Joe Ford
- Born: Joseph Ford 4 June 1990 (age 36) Oldham, England
- Height: 1.83 m (6 ft 0 in)
- Weight: 85 kg (13 st 5 lb; 187 lb)
- School: Rishworth School
- Notable relative(s): Mike Ford (father) George Ford (brother)

Rugby union career
- Position: Fly-half

Senior career
- Years: Team / Apps / (Points)
- 2009–2010: Leeds Carnegie / 13 / (80)
- 2010–2011: Northampton Saints / 5 / (10)
- 2011–2013: Leeds Carnegie / 45 / (330)
- 2013–2016: Sale Sharks / 48 / (166)
- 2016–2017: Yorkshire Carnegie / 22 / (223)
- 2017–2019: Leicester Tigers / 23 / (116)
- 2019–2020: Yorkshire Carnegie / 9 / (22)
- 2009–2020: Total / 156 / (925)
- Correct as of 2 August 2019

Coaching career
- Years: Team
- 2020-2025: Doncaster Knights
- 2025-: Sale Sharks

= Joe Ford (rugby union) =

English rugby union player

Joe Ford (born 4 June 1990) is a rugby union attack coach for Sale Sharks. He was previously head coach of the Doncaster Knights. He has previously also been a player for Yorkshire Carnegie, in three other spells, as well as Northampton Saints, Sale Sharks and Leicester Tigers in Premiership Rugby.

==Career==

Ford was a member of the Bradford Bulls Academy and played amateur rugby league for the St Albans Centurions.

Ford made his professional rugby debut for Leeds Carnegie on 8 November 2009 in the Anglo-Welsh Cup against Leicester Tigers, Ford scored 13 points in 28–17 win.
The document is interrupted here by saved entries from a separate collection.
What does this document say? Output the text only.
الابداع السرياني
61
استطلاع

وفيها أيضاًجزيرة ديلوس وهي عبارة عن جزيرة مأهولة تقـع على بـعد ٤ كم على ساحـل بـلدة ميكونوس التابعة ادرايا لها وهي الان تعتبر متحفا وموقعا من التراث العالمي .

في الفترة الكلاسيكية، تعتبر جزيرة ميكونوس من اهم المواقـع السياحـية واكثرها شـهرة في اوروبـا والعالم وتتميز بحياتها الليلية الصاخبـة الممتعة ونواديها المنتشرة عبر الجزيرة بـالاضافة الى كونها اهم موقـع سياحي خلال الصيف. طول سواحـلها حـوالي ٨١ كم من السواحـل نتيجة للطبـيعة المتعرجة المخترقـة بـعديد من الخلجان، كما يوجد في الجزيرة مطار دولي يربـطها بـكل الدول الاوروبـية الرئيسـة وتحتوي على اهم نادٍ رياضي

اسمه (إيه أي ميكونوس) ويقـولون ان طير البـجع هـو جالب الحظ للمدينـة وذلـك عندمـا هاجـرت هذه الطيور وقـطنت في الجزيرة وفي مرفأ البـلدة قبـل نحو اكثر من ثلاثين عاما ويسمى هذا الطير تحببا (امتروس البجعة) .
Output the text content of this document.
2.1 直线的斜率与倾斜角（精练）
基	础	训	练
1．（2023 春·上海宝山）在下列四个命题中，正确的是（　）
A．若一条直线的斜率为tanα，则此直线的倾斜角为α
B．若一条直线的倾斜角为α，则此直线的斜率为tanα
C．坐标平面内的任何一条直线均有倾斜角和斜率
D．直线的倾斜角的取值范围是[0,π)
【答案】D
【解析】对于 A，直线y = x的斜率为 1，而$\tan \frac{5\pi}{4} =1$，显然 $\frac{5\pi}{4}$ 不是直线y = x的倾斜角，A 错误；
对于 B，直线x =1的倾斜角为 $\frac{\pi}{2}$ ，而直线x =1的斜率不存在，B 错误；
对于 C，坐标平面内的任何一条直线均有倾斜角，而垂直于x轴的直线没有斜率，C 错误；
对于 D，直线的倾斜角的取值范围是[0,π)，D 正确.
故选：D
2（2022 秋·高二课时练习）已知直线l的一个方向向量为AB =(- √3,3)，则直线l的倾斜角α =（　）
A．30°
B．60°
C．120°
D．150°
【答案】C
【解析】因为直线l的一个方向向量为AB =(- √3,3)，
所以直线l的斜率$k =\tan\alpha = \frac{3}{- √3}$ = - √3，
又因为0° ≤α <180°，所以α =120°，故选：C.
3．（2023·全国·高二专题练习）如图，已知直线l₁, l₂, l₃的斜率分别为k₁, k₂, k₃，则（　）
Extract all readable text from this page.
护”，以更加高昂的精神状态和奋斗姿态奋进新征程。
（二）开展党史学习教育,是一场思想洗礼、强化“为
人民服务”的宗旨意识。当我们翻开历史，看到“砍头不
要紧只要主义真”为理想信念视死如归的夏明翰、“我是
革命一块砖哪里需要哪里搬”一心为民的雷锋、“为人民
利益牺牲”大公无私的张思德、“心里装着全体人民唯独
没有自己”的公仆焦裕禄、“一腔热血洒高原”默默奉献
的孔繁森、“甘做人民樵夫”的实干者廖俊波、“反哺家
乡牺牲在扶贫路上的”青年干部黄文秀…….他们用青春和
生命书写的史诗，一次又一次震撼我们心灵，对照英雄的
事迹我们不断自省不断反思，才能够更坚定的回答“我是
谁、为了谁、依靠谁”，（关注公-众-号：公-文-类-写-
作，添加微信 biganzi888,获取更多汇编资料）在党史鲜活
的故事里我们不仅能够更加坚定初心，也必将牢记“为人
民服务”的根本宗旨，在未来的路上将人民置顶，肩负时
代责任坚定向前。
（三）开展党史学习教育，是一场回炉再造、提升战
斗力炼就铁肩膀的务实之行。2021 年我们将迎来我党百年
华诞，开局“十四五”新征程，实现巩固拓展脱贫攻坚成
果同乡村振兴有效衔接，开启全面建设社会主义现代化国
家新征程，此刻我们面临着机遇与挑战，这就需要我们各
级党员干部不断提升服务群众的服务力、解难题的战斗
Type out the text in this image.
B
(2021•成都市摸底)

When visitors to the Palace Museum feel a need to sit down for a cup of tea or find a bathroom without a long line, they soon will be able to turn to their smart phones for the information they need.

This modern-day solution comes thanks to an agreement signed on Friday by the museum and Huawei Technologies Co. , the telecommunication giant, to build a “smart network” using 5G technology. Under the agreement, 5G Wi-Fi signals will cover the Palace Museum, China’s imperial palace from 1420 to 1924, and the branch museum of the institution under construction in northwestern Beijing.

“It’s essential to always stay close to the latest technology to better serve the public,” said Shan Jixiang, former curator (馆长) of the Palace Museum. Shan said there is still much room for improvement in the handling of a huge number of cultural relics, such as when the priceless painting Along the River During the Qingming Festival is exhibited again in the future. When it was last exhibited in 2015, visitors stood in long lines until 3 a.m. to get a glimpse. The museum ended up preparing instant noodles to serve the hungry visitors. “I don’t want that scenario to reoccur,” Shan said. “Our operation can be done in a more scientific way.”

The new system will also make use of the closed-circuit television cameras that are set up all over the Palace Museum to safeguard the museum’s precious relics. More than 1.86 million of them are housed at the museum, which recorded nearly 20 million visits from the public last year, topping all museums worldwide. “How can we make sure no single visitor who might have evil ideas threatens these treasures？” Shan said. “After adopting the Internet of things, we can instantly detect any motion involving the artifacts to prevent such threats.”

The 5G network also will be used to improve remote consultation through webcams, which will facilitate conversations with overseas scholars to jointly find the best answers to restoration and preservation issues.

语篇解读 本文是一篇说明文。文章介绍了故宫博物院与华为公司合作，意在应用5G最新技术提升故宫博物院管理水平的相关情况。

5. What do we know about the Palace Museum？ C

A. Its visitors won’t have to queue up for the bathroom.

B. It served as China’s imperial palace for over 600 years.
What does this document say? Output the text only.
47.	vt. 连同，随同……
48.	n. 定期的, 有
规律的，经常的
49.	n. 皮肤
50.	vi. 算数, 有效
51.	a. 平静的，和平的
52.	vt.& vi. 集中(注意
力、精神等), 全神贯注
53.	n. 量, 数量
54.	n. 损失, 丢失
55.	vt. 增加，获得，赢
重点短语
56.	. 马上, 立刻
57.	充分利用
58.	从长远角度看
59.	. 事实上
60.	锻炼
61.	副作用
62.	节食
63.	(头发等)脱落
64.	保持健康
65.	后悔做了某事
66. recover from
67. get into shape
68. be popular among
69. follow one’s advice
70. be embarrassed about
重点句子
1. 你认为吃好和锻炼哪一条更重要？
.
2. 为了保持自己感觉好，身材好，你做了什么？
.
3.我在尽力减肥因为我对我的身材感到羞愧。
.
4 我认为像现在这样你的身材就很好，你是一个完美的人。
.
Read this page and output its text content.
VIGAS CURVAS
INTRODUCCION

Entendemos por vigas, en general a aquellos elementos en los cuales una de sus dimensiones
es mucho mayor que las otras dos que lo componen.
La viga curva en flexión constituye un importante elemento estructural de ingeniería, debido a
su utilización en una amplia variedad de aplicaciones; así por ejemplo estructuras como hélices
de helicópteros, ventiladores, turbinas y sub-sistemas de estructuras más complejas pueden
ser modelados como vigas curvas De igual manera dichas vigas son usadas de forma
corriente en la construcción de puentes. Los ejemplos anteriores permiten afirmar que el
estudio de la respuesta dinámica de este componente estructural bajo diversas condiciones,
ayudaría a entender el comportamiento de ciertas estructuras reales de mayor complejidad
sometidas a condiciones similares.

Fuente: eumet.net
His brother George Ford made his debut for Leicester in the same game.

Ford moved to Northampton Saints in 2010 but returned to Leeds at the end of the season having only featured in five games for the Saints.

After two years in the Championship, including being the third highest points scorer in the 2012-13 season, Ford moved back to the Premiership with Sale Sharks. After three years with the Sharks Ford returned for a third spell with Leeds, now called Yorkshire Carnegie.

In 2017, it was rumoured that Leicester Tigers were interested in signing him as back-up to his brother George. And on 1 June 2017 it was confirmed that Ford would join his brother at Leicester. Ford made his first start on 4 November 2017 against Gloucester in the Anglo-Welsh Cup, and was named captain for the match. On 15 May 2019 he was announced as one of the players to leave Leicester following the end of the 2018-19 Premiership Rugby season.

On 2 August 2019 Ford was announced as re-joining Yorkshire Carnegie in the role of player-head coach. A role he left on 23 January 2020.

He later signed a two-year deal to join RFU Championship side Doncaster Knights as a coach from the 2020–21 season. This deal was then turned into a Head Coach role after the departure of Steve Boden in 2024. The 2024–25 will be the start of his first full season in charge.

==Family==
Born the eldest of three boys ,
his brother is international George Ford. Their youngest brother Jacob (b.1998), is also a professional rugby player. He is the son of former England defence coach Mike Ford.